Defective ReS₂ Triggers High Intrinsic Piezoelectricity for Piezo-Photocatalytic Efficient Sterilization

Rhenium disulfide (ReS₂) is a promising piezoelectric catalyst due to its excellent electron transfer ability and abundant unsaturated sites. The 1T' phase structure leads to the evolution of ReS₂ into a centrosymmetric spatial structure, which restricts its application in piezoelectric catalysis. Herein, we propose a controllable defect engineering strategy to trigger the piezoelectric response of ReS₂. The introduction of vacancy defects disrupts the initial centrosymmetric structure, which breaks the piezoelectric polarization bond and generates piezoelectric properties. By using transmission electron microscopy, we characterized it at the atomic scale and determined that vacancy defects contribute to an excellent piezoelectric property through first-principles calculations. Notably, the piezoelectric coefficient of the catalyst with 40 s-etching (ReS₂@C-40) is 23.07 pm/V, an order of magnitude greater than other transition metal dichalcogenides.
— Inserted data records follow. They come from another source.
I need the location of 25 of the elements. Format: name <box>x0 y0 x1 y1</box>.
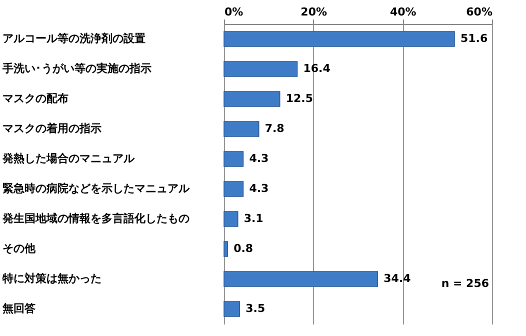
x-tick-label: 60% <box>466 6 492 18</box>
data-label: 3.1 <box>244 212 264 225</box>
y-tick-label: 緊急時の病院などを示したマニュアル <box>2 182 190 195</box>
y-tick-label: 無回答 <box>2 302 36 315</box>
data-label: 34.4 <box>384 272 412 285</box>
y-tick-label: アルコール等の洗浄剤の設置 <box>2 32 146 45</box>
data-label: 4.3 <box>249 182 269 195</box>
y-tick-label: 特に対策は無かった <box>2 272 102 285</box>
data-label: 51.6 <box>460 32 488 45</box>
y-tick-label: 発生国地域の情報を多言語化したもの <box>2 212 190 225</box>
y-tick-label: 発熱した場合のマニュアル <box>2 152 136 165</box>
data-label: 0.8 <box>234 242 254 255</box>
x-tick-label: 0% <box>224 6 244 18</box>
y-tick-label: その他 <box>2 242 36 255</box>
y-tick-label: 手洗い･うがい等の実施の指示 <box>2 62 152 75</box>
data-label: 4.3 <box>249 152 269 165</box>
data-label: 3.5 <box>246 302 266 315</box>
data-label: 7.8 <box>264 122 284 135</box>
data-label: 16.4 <box>303 62 331 75</box>
x-tick-label: 20% <box>300 6 328 18</box>
data-label: 12.5 <box>286 92 313 105</box>
annotation: n = 256 <box>441 277 490 290</box>
x-tick-label: 40% <box>390 6 416 18</box>
y-tick-label: マスクの着用の指示 <box>2 122 102 135</box>
y-tick-label: マスクの配布 <box>2 92 68 105</box>
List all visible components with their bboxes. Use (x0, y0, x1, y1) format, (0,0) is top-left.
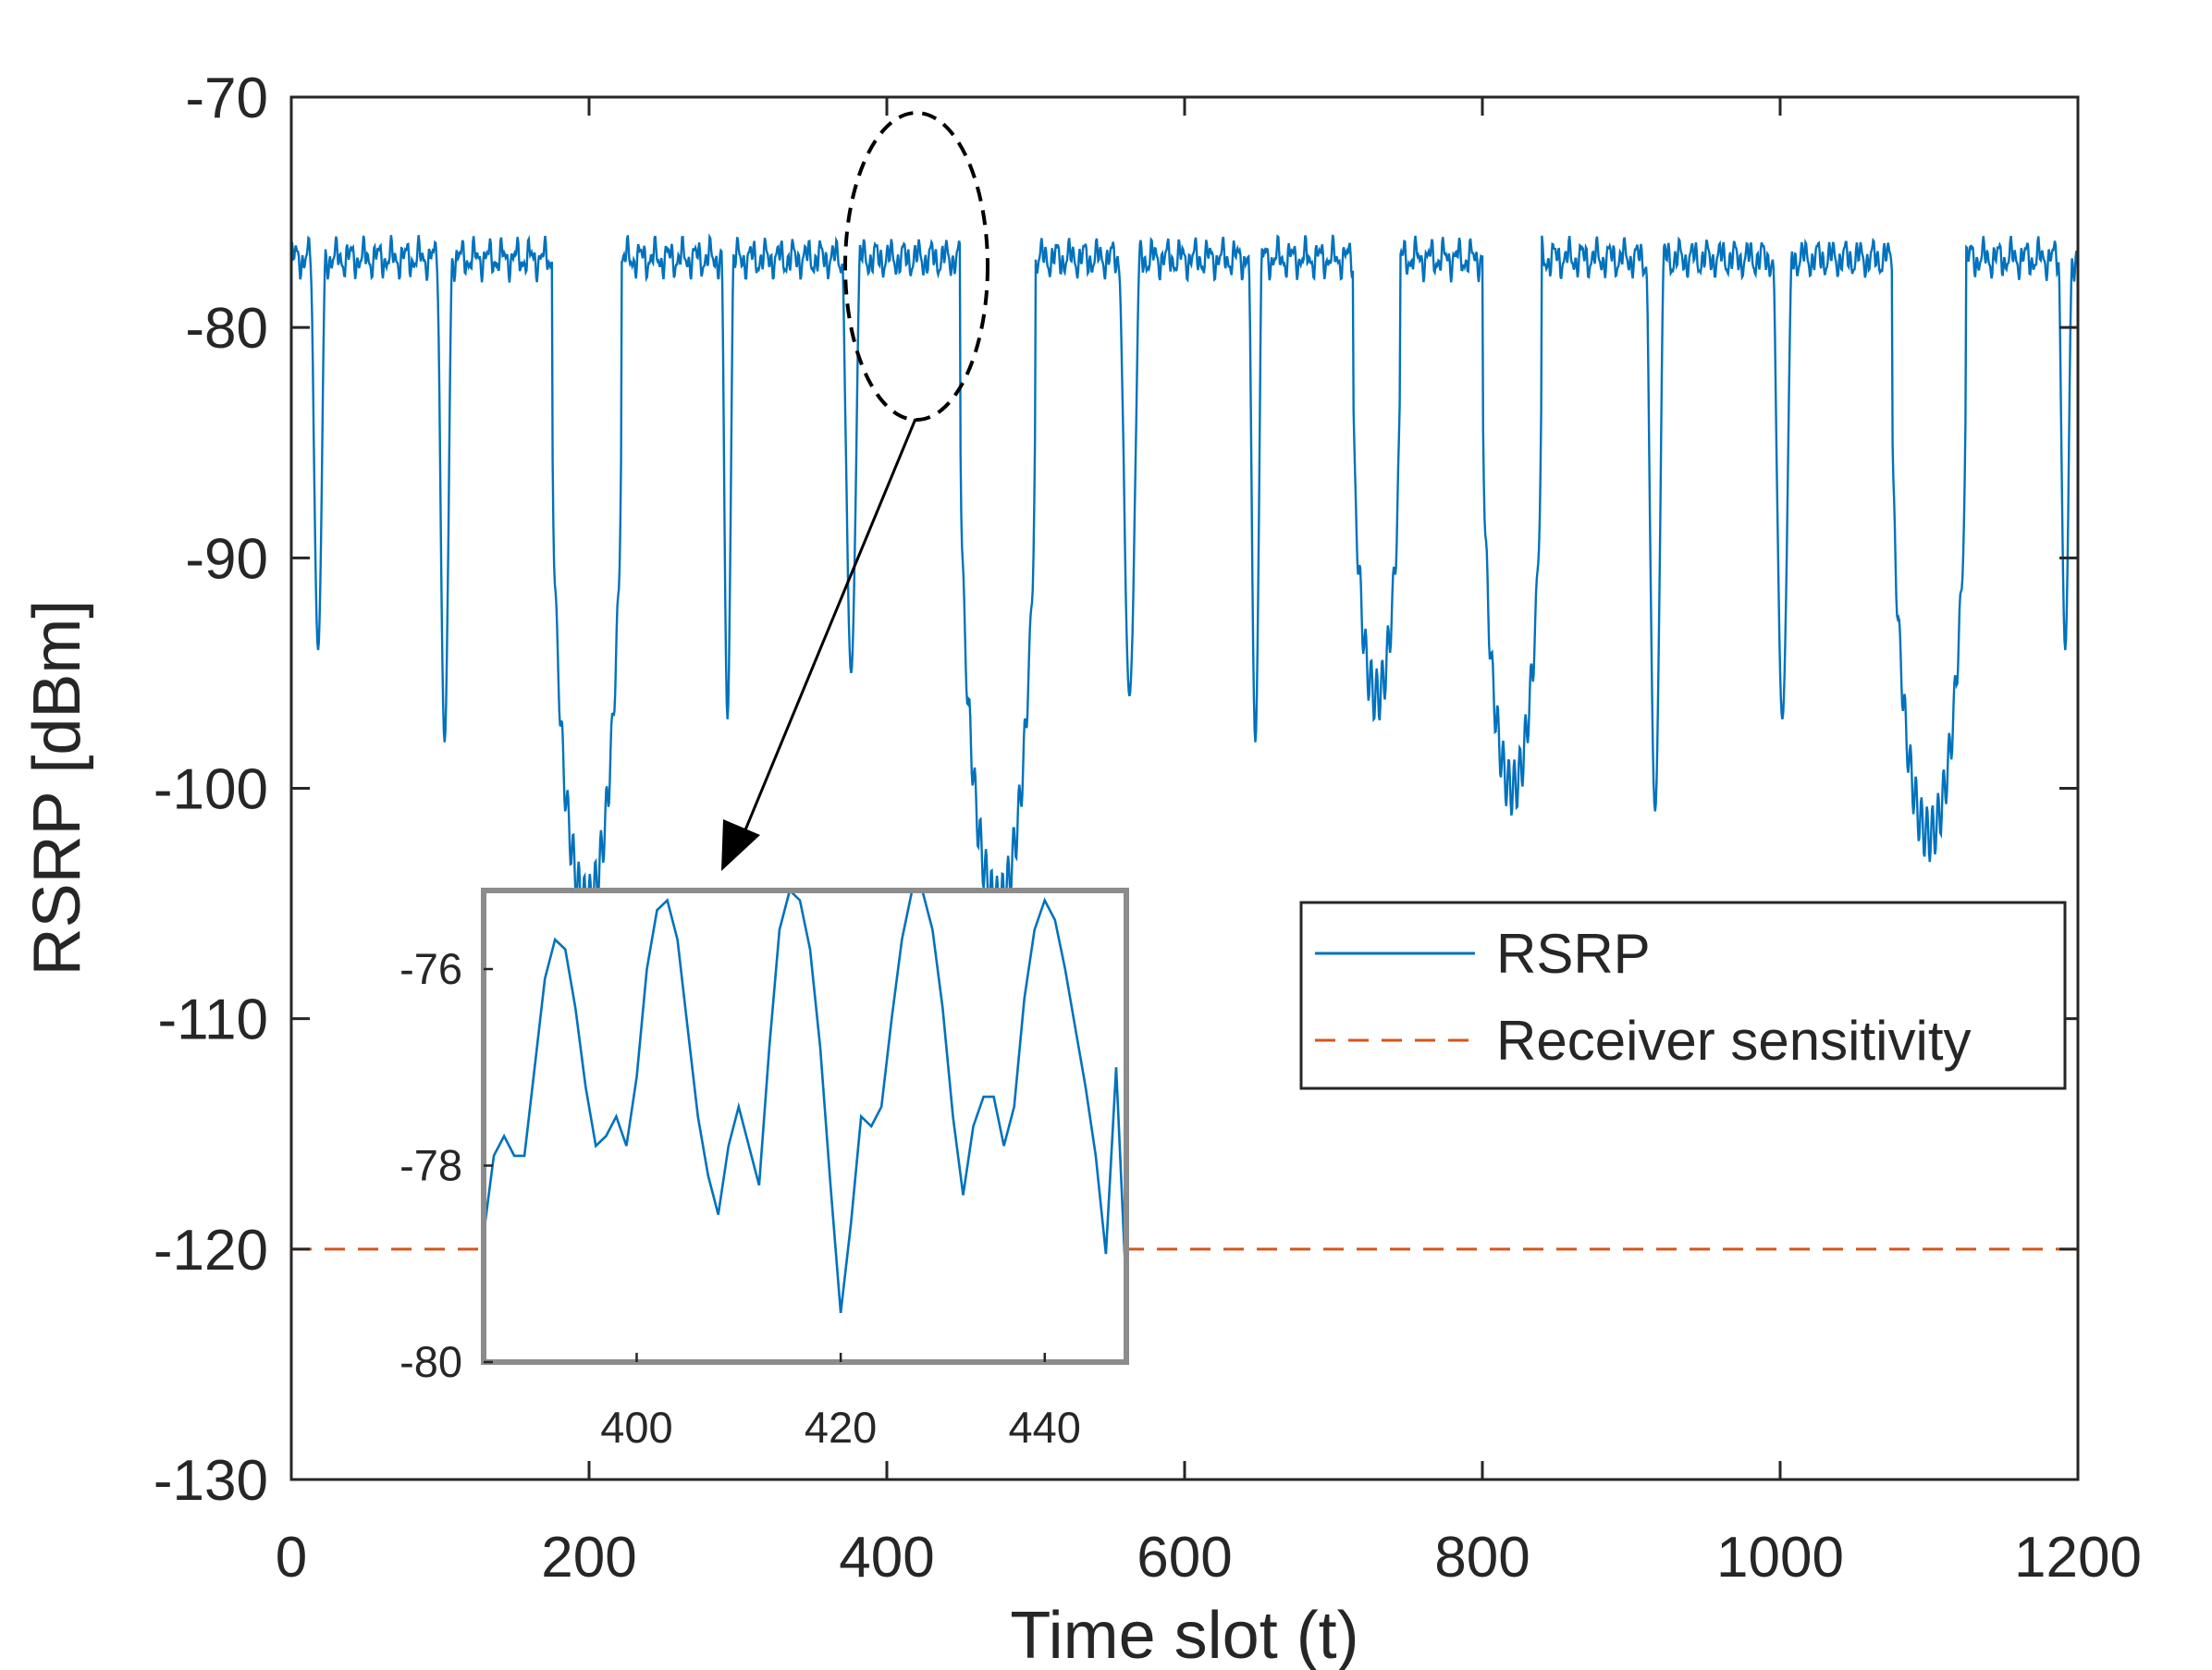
x-tick-label: 1000 (1716, 1526, 1844, 1590)
zoom-arrow-line (738, 418, 917, 844)
x-tick-label: 600 (1137, 1526, 1232, 1590)
y-tick-label: -70 (185, 67, 268, 130)
y-tick-label: -130 (154, 1449, 268, 1513)
inset-axes: 400 420 440 -76 -78 -80 (399, 888, 1129, 1452)
legend-sensitivity-label: Receiver sensitivity (1496, 1010, 1972, 1072)
inset-series-layer (482, 888, 1128, 1314)
rsrp-series-line (289, 232, 2080, 931)
inset-ticks: 400 420 440 -76 -78 -80 (399, 944, 1081, 1452)
main-series-layer (289, 232, 2080, 1251)
y-tick-label: -80 (185, 297, 268, 361)
y-tick-label: -110 (158, 988, 269, 1052)
y-tick-label: -90 (185, 527, 268, 591)
x-tick-label: 400 (839, 1526, 934, 1590)
inset-y-tick-label: -78 (399, 1141, 462, 1190)
x-tick-label: 200 (541, 1526, 636, 1590)
inset-x-tick-label: 440 (1009, 1403, 1081, 1452)
legend-rsrp-label: RSRP (1496, 923, 1651, 985)
inset-rsrp-series-line (482, 888, 1128, 1314)
inset-x-tick-label: 400 (600, 1403, 672, 1452)
inset-y-tick-label: -80 (399, 1337, 462, 1386)
y-tick-label: -100 (154, 758, 268, 822)
y-tick-label: -120 (154, 1219, 268, 1283)
x-tick-label: 0 (276, 1526, 307, 1590)
y-axis-title: RSRP [dBm] (20, 600, 94, 976)
zoom-arrow-head (721, 819, 760, 871)
x-axis-title: Time slot (t) (1010, 1599, 1358, 1670)
inset-x-tick-label: 420 (805, 1403, 877, 1452)
main-ticks: 0 200 400 600 800 1000 1200 -70 -80 -90 -100 -110 -1… (154, 67, 2142, 1590)
x-tick-label: 1200 (2014, 1526, 2142, 1590)
legend-box (1299, 901, 2067, 1090)
inset-axes-box (481, 888, 1129, 1365)
inset-plot-area (484, 890, 1126, 1362)
legend: RSRP Receiver sensitivity (1299, 901, 2067, 1090)
x-tick-label: 800 (1434, 1526, 1530, 1590)
inset-y-tick-label: -76 (399, 944, 462, 993)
It demonstrated the feasibility of optimizing piezoelectric properties by increasing the conformational asymmetry. Based on its remarkable piezoelectric activity, ReS₂@C-40 exhibits highly efficient piezo-photocatalytic synergistic sterilization performance with 99.99% eradication of Escherichia coli and 96.67% of Staphylococcus aureus within 30 min. This pioneering research on the coupling effect of ReS₂ in piezoelectric catalysis and photocatalysis provides ideas for the development of piezo-photocatalysts and efficient water purification technologies.